GWP reports: Earlier in the year McCartney had participated in the nationwide anti-gun March for Our Lives which was organized by professional Democratic Party supporting anti-Second Amendment groups and fronted by several liberal student activists from the Parkland, Florida, high school that was the scene of a massacre by a former fellow student on Valentine’s Day.
McCartney said he marched in New York City to remember his friend fellow Beatle John Lennon who shot to death in the City on December 8, 1980.
A few years back, McCartney recalled how terrified he was to see soldiers armed with machine guns in the months following Lennon’s murder.
He recalled to Uncut magazine: “It was weird because in the days that followed it, I was sitting in the house. We had a little perimeter fence, mainly to keep foxes out, because we had some chickens.

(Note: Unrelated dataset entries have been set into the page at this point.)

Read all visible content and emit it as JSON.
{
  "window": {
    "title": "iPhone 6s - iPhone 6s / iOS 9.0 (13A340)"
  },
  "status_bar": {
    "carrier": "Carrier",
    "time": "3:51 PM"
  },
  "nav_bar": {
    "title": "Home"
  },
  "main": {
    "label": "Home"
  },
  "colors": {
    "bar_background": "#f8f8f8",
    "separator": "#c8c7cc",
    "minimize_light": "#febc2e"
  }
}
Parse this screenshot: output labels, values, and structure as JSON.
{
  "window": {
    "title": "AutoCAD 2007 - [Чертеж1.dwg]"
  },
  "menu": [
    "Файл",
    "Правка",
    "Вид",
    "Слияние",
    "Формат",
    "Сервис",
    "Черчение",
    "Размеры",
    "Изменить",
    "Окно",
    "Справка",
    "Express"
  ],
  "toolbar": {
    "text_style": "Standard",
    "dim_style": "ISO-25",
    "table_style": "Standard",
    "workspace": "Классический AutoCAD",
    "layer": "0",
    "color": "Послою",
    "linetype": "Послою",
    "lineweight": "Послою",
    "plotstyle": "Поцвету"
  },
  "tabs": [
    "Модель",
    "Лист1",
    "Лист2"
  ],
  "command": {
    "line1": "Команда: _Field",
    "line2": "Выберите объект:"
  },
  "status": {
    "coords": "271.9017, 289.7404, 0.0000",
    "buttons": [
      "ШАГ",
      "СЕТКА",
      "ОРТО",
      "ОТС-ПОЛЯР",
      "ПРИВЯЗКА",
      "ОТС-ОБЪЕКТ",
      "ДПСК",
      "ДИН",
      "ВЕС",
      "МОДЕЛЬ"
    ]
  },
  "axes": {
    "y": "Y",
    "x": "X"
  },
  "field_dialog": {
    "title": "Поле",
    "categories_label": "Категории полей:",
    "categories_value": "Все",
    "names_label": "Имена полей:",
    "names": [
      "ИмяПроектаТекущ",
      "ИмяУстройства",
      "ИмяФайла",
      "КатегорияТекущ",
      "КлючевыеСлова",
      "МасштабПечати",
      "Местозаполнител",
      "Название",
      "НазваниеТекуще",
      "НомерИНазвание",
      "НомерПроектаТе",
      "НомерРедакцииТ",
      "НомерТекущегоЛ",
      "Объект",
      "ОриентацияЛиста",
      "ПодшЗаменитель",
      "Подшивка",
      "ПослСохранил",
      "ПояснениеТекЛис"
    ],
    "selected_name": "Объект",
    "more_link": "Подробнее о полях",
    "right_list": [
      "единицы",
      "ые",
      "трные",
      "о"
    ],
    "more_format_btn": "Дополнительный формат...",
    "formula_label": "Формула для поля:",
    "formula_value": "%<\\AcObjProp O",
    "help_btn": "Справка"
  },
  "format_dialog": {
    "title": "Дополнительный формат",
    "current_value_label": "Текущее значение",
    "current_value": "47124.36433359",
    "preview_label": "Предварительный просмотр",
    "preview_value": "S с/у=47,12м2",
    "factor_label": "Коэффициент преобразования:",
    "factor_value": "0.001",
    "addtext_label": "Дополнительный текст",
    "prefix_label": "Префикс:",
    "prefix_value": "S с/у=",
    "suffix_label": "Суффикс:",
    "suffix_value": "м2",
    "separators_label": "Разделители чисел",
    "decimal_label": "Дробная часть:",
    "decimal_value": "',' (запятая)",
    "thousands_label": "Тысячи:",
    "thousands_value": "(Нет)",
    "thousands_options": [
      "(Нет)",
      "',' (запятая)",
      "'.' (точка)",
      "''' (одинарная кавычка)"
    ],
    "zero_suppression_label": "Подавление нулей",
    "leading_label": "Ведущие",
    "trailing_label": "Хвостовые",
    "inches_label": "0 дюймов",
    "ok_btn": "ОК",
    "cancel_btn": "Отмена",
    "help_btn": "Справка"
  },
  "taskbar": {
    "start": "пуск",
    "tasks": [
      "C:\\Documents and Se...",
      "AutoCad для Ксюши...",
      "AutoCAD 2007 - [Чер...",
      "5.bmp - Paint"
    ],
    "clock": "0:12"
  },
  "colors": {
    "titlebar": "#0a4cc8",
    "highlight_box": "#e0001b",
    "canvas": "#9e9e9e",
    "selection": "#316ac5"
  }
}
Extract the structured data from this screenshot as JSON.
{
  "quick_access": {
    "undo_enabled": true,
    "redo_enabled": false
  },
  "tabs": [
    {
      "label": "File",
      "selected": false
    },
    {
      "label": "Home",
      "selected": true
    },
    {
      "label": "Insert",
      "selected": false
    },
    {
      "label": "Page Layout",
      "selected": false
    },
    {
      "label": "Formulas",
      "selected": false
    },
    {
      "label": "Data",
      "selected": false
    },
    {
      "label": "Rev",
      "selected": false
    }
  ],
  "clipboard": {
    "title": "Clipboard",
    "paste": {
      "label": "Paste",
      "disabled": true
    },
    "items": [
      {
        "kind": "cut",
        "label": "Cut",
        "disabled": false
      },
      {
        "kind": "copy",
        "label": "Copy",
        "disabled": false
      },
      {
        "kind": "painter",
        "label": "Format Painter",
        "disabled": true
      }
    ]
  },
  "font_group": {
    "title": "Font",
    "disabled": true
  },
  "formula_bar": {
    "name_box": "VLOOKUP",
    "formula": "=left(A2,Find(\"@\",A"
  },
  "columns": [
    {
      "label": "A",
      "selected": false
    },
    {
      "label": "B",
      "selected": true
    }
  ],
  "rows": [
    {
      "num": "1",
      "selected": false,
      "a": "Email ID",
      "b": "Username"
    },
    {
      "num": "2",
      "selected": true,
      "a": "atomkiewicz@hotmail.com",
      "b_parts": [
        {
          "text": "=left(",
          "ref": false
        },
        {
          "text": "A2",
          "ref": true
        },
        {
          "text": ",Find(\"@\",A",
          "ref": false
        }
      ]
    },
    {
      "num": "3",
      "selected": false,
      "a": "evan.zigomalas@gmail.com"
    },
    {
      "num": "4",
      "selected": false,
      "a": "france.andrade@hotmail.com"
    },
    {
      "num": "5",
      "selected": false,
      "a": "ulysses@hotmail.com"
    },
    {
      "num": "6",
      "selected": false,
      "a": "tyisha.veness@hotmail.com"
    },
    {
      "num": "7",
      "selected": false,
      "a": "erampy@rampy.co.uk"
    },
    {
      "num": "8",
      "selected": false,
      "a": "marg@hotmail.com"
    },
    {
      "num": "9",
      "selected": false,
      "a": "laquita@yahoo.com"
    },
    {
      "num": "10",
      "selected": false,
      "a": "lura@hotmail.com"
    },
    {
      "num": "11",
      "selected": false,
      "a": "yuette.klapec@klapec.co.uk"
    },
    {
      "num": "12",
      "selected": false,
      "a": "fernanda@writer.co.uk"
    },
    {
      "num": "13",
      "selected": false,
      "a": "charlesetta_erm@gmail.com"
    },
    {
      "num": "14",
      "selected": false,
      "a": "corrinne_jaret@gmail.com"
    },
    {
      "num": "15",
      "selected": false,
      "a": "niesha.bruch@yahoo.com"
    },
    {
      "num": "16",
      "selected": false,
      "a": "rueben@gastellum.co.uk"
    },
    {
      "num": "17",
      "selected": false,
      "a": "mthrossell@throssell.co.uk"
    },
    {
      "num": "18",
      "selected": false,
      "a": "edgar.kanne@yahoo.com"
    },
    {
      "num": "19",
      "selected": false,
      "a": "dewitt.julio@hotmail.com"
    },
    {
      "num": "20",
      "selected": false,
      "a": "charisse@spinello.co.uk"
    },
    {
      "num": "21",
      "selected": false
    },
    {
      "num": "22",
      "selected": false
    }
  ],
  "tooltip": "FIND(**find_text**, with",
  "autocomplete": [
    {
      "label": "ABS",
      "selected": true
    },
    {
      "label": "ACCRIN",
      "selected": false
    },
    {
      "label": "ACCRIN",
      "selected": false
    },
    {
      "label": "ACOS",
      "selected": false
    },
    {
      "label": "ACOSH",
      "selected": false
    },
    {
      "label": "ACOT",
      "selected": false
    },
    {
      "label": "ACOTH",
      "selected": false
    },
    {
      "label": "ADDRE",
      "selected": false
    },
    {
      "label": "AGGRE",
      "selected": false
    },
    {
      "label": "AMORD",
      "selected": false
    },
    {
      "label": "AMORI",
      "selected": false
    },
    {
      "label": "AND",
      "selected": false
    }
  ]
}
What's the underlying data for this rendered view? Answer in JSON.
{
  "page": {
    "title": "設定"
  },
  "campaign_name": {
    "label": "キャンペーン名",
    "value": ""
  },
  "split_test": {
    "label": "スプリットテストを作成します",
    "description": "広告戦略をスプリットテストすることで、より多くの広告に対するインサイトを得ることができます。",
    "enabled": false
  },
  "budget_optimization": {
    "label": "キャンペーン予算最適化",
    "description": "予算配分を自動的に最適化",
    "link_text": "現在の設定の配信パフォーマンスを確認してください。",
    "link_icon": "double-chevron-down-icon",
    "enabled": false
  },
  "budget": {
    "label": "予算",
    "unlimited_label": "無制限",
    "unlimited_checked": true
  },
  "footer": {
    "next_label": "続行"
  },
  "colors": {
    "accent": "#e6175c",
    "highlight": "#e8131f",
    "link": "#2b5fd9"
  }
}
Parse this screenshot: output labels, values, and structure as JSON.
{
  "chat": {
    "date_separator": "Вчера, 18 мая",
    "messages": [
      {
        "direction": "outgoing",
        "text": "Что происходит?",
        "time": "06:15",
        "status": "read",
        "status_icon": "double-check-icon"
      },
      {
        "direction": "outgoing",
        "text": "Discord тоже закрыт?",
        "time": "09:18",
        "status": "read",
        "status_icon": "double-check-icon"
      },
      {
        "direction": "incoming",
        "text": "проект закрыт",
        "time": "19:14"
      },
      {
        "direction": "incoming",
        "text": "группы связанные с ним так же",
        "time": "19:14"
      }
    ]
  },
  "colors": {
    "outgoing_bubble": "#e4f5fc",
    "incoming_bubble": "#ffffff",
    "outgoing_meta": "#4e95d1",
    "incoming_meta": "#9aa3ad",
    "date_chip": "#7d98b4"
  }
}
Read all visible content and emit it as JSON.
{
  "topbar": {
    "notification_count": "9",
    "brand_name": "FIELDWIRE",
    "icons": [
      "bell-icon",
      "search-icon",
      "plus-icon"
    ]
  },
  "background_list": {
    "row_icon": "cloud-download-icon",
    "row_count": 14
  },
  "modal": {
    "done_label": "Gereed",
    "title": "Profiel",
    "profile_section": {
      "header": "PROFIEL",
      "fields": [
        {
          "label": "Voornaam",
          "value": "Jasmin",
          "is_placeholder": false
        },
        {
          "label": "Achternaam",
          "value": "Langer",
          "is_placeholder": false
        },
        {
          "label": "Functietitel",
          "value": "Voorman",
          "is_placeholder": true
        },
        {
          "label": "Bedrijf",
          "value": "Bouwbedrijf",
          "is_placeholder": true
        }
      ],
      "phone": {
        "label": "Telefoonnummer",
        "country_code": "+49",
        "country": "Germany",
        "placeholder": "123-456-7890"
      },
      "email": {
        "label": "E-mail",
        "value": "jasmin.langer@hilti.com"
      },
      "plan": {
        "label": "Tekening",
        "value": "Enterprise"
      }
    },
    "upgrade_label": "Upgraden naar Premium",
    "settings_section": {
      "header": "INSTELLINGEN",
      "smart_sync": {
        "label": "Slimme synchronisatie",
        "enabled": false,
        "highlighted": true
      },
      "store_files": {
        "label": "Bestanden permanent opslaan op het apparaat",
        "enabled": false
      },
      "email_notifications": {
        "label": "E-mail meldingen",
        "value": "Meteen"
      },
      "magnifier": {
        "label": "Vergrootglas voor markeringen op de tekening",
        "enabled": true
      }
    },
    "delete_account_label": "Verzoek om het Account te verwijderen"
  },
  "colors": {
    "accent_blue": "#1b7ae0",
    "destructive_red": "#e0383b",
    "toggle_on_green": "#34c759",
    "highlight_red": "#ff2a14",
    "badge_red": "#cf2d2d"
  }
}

“I’m aware of security threats, so I’m on high alert and I look out and I see someone with a f***ing gun, like a machine gun, an assault rifle – ‘Wha?!’ He’s in full military gear, and then I see there’s a whole patrol of them. I’m going, ‘Holy s**t, what’s going on?’.”
However, the 73-year-old musician admitted he had jumped to conclusions and had simply stumbled across military training.
He added: “I don’t know what I did. I think I rang the police. It turned out to be army manoeuvres. [They said] ‘Oh, sorry. Are these your woods?’ I’d put two and two together and made a thousand. God, I don’t know how I lived through it. You think you’d just faint dead on the ground. But they were all there, coming through these woods.”
McCartney’s concert was live streamed on YouTube. The concert was held to promote his new album, Egypt Station.